All Natural Beef Preparation Suggestions
We are happy that you decided to purchase all natural beef from Old River Farms. We take pride in raising the highest quality Angus beef. We use no hormones, no anitbiotics, no steroids and our cows never visit a feedlot. Here are a few suggestions for those who are new to cooking with naturally raised meats. Since our meat is much leaner and healthier than what you’d normally find in the grocery store the cooking techniques are sometimes a little different.
1. This beef is ideal for rare to medium rare cooking. If you like well done beef, we recommend cooking at very low temperatures in a sauce to add moisture.
2. Since our beef is low in fat coat with virgin olive oil, truffle oil or a favorite light oil for flavor enhancement and easy browning. The oil will also prevent drying and sticking.

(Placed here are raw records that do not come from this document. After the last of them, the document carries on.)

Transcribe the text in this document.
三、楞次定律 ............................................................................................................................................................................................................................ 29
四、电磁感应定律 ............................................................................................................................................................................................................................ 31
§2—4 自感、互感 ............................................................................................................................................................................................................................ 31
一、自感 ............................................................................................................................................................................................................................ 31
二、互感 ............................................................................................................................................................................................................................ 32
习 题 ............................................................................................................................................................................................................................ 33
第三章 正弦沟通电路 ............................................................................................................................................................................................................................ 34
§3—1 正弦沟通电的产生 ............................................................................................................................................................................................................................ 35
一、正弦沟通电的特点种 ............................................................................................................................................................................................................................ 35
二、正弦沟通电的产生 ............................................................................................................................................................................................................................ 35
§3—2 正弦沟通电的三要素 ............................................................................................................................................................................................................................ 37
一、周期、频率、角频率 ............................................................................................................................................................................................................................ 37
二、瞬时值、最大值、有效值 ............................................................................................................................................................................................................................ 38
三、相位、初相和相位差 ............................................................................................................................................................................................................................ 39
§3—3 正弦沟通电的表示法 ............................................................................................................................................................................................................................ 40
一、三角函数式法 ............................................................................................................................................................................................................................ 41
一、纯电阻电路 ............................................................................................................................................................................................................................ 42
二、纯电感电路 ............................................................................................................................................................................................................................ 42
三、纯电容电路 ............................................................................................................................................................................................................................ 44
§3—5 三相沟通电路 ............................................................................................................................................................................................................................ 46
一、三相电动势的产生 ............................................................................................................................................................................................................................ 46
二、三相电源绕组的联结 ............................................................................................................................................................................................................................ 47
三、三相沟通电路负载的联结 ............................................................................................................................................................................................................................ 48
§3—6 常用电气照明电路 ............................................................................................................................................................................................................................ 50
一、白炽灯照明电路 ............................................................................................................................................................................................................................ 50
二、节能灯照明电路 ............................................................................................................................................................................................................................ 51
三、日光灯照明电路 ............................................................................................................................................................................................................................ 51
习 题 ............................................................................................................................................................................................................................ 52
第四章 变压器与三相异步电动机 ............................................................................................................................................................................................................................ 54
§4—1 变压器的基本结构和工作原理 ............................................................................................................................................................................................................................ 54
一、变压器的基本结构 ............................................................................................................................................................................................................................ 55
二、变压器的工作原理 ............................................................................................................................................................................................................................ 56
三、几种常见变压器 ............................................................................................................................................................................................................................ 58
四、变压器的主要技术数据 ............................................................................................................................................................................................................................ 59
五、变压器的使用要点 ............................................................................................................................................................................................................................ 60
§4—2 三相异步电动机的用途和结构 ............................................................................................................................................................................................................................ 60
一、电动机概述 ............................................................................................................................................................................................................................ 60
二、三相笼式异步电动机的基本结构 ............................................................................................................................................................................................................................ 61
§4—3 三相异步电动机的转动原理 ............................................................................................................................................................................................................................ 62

3. We recommend marinating your beef before cooking, especially lean cuts like NY Strip and Sirloin Steak. Choose a recipe that doesn’t mask the delicate flavor of the beef but enhances the moisture content. A favorite marinade using lemon, vinegar, wine, beer or bourbon is a great choice. Some people use their favorite Italian salad dressing. A 50/50 oil to acid ratio is always a good rule for marinades. For safe handling, always marinate in the refrigerator.
4. If you do not have time to marinate, just coat your thawed steak with your favorite rub, place on a solid surface, cover with plastic and pound your steak a few times to break down the connective tissue. As an added benefit, your favorite rub will be pushed into the beef. Don’t go overboard and flatten your beef unless your recipe calls for it.
5. Stove top cooking is great for any type of steak. You have more control over the temperature than on the grill. You can use butter in the final minutes when the heat is low, in order to carry the taste of fresh garlic through the meat just like the pro steak chefs!
6. Our beef has high protein and low fat levels. It will usually require 30% less cooking time and will continue to cook when removed from heat. For this reason, remove the beef from your heat source 5-10 degrees before it reaches the desired temperature.
Rare: 120-125F Medium: 140-145F Well Done: 160F
7. Let the beef sit covered and in a warm place for 8 to 10 minutes after removing from heat to let the juices redistribute. Never use a fork to turn your beef . . . precious juices will be lost! Always use tongs.
8. Reduce the temperature. 275-300 degrees for roasting or at the lowest heat setting in a crock pot. Again, watch your meat thermometer and don’t overcook your meat. Use moisture from sauces to add to the tenderness when cooking your roast.
9. Never use a microwave to thaw your beef. Either thaw in the refrigerator or for quick thawing place your vacuum sealed package in water for a few minutes. Bring meat to room temperature before cooking . . . do not cook it cold straight from a refrigerator.
10. When preparing hamburgers on the grill, use caramelized onions, olives or roasted peppers to add low fat moisture to the meat while cooking. We do not add extra fat to our burgers (they are 85% to 90% lean) so some moisture is needed to compensate for the lack of fat. Try not to overly compact the meat when making patties. Break off desired burger size amounts and carefully form patties. Again, watch your temp and do not overcook!